As one of the gainfully unemployed now, I don’t strain to keep up with advances in my field, but the interest is there. I pay attention to reports of progress and change. Why then, was I unaware of some important results of communications research that have appeared in recent years? Perhaps I've begun to get too much of my information via computer.

A few weeks ago, I said that research would be useful to explain why we miss more errors reading text on computer screens than we do reading words on paper. A Nov. 23 article in Time magazine informed me that researchers were way ahead of me. They have been looking into that and related questions for some time. One authority, Jakob Nielsen, has written a dozen books on how people interact with computer technology. He has developed plausible theories that speak directly to my question.

According to Time, Nielsen described the bottom line thus: “The online medium lends itself to a more superficial processing of information. You’re just surfing the information. It’s not a deep learning.”

Nielsen tracked human eye movements. He concluded that we focus on screens in an “F pattern.” We start scanning horizontally as we would read a message on paper, but soon we drop down to see what else is on the screen. About halfway down a screen page, we start tuning out the message. In other words, we don’t plant firmly in our memory what we read on a computer screen.

Of course, another authority interviewed by Time writers said, we could print out important documents, such as bank statements.

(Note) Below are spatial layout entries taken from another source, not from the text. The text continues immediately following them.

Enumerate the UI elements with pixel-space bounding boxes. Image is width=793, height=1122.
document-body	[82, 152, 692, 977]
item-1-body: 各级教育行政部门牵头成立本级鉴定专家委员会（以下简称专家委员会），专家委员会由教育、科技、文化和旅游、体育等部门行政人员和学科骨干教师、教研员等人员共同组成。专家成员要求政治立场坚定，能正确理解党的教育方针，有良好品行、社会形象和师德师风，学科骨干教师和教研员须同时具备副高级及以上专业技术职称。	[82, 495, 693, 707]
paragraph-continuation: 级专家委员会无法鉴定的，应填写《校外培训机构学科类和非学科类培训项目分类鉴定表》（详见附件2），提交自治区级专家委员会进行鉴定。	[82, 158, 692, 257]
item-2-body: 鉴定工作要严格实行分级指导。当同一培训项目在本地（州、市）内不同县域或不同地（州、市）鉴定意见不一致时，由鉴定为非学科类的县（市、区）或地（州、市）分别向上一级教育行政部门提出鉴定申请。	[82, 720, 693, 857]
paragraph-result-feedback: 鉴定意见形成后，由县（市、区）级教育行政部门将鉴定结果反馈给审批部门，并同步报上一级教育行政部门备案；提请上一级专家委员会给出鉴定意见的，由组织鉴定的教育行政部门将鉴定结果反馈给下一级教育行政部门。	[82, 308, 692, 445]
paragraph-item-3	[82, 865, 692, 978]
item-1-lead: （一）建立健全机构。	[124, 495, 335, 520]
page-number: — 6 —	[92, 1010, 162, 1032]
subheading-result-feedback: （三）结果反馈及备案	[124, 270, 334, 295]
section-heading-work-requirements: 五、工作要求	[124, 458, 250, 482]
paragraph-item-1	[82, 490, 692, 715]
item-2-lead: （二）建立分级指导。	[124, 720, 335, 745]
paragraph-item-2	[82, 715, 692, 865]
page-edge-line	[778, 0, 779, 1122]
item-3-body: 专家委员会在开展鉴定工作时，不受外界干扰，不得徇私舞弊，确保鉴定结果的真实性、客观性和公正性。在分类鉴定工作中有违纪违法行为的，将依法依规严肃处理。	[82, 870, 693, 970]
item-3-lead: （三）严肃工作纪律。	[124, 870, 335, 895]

We then would learn more about where our money goes than we do by just scanning a number or two on the web page. The trouble with that is several user surveys show most people who subscribe to paperless statements do not print the pages out.

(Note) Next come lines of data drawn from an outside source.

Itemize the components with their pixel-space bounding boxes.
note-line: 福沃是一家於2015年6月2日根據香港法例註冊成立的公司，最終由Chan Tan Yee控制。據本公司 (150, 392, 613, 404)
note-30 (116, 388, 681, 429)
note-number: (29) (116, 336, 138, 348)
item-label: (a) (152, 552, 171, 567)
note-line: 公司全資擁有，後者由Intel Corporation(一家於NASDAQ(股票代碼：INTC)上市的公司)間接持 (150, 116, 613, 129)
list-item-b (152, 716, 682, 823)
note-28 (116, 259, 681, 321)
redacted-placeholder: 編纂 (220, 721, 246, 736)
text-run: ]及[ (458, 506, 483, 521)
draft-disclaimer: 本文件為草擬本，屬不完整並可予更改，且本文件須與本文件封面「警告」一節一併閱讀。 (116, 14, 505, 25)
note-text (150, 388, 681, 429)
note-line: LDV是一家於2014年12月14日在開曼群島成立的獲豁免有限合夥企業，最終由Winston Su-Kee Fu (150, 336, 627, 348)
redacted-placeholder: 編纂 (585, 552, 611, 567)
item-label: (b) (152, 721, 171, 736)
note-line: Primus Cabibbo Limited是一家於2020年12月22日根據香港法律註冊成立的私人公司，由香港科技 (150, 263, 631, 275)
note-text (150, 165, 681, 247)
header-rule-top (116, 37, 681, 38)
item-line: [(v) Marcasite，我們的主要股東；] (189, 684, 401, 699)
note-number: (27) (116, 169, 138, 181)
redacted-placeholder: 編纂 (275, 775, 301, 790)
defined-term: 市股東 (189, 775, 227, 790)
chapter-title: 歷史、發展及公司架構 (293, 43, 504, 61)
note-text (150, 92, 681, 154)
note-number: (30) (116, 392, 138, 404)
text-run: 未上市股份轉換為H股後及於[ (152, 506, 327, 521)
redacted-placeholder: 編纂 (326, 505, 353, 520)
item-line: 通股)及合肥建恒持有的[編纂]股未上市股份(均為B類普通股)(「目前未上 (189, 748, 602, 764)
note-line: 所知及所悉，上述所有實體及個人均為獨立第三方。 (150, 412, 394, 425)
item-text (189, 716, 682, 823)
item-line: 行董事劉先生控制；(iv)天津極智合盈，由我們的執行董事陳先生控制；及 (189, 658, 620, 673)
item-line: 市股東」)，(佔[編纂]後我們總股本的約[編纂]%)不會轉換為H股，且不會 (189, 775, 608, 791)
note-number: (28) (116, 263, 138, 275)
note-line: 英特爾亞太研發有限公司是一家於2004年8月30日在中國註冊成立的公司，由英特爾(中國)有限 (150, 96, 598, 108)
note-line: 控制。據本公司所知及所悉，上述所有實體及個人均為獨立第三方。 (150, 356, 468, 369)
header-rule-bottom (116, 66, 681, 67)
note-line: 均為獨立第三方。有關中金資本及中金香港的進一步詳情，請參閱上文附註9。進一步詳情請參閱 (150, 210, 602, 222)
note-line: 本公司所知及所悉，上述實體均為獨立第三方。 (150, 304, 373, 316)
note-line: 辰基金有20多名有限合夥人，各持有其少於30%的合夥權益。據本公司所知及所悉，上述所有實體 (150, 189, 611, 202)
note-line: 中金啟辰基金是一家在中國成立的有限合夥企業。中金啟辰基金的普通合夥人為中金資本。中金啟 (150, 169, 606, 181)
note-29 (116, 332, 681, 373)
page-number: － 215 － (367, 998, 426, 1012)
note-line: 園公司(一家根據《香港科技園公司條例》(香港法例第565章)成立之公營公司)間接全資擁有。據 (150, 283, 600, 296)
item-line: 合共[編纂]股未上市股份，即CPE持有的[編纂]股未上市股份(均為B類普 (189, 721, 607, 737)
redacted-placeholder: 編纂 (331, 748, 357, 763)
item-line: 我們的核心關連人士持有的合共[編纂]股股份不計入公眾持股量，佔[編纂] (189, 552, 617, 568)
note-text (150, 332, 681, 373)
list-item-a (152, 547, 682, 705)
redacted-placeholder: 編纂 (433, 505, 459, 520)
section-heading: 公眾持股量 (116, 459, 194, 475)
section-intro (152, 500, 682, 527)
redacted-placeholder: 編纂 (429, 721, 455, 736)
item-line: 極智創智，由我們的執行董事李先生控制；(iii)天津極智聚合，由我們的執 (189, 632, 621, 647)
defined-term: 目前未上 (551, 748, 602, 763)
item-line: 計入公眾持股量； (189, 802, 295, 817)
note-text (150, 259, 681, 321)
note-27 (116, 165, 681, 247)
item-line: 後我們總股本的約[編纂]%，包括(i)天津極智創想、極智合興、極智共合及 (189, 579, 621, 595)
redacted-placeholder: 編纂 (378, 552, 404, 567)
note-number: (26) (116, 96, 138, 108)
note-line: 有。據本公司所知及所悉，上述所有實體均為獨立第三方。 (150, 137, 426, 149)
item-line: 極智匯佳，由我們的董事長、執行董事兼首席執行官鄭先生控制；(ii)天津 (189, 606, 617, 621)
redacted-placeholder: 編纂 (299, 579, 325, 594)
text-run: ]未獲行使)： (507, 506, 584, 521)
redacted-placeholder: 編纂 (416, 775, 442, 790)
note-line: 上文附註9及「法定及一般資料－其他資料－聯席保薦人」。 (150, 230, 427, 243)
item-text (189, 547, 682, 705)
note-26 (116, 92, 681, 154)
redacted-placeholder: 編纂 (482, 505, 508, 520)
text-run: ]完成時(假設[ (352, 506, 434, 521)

The new knowledge about communications should be part of a strong argument for keeping paper books, magazines, and newspapers alive. If we do not, we could become something worse than the classic generalist, the “jack of all trades and master of none.”

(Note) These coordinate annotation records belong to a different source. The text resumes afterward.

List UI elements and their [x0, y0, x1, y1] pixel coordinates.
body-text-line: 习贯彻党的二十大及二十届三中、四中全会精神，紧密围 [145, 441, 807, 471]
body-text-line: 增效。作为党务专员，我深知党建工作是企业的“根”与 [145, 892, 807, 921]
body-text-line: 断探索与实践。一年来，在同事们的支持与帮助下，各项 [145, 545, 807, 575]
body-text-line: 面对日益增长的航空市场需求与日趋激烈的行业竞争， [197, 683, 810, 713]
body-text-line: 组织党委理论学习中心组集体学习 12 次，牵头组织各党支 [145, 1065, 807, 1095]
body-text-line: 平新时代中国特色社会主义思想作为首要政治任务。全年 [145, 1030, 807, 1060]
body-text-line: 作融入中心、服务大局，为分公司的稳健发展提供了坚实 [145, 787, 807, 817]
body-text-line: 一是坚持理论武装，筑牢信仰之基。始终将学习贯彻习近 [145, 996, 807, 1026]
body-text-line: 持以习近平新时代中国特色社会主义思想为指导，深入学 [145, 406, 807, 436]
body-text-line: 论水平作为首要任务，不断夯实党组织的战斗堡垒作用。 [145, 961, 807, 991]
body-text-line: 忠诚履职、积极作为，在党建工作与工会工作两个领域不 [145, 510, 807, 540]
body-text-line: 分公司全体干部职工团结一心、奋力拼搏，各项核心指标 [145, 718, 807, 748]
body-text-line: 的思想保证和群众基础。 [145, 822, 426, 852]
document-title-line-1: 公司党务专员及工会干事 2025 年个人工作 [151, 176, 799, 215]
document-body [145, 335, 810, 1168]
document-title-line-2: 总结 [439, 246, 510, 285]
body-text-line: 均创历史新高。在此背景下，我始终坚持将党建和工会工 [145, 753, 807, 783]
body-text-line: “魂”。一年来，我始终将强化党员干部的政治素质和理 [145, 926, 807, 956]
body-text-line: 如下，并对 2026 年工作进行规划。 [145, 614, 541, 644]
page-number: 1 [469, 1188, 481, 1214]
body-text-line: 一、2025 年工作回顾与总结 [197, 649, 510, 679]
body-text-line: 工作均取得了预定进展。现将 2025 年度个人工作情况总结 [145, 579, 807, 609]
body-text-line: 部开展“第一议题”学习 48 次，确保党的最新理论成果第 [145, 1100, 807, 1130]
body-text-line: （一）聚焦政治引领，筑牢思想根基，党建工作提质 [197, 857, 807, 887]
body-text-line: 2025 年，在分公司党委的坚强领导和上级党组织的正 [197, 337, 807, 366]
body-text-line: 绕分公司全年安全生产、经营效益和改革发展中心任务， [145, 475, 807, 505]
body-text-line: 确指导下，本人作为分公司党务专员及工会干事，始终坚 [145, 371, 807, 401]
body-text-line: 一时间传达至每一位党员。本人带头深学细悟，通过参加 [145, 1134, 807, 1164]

Going completely paperless, as some misguided folks advocate, might ultimately produce a whole universe of people who know almost nothing about anything.



Thursday, December 03, 2009

One Call, That's All

Never having been incarcerated, I don't know for sure if new prisoners actually get just one phone call before their cell door slams shut. If they do, most probably would not call a sportswriter.

Years ago when I was sports editor of the Wisconsin Rapids Daily Tribune, Dick Knar, basketball coach at Assumption High School, phoned me from the local police station about 12:30 one Saturday night. He was sloshed, and he was headed for the slammer.

Knar was something of a wild man. He started games attired rather nattily in a coat and tie, but soon ripped off the tie and was known to toss the jacket on the floor, rip his shirt, and actually jump up and down as the contest progressed. We once took advantage of his antics by doing a photo sequence.

Tribune photographer Bill Kiefer aimed a telephoto lens at the coach throughout a Royals' game. We picked out five scenes showing Knar's transformation from a calm gentleman into a raging maniac. As Associated Press members, we gave the sequence with captions to the AP. It went nationwide, appearing in many papers, including the Los Angeles Times.

In his late-night call, Knar asked if I would keep his arrest on a drunk and disorderly charge out of the Tribune. He had lost control in the bar of the Dixon Hotel, where the sports crowd hung out, and finally had to be removed by the police. I told him that since I now knew about the incident, I had an obligation to tell our managing editor. Anyway, I said, one of our reporters would pick it up on the police beat early in the morning.

Managing editor Ollie Williams decided the story didn't merit any special treatment on the sports page, but we would run it as a normal police report item. A bit later, the high school principal appeared in chief editor Carl Otto's office.

After the priest left, Otto emerged with a broad smile, and said. "He wanted me to kill that story about Knar getting arrested. I told him if the Pope was here asking us to kill a story, I wouldn't do it. But I would print the news that he asked all over the front page. Our little talk ended right there."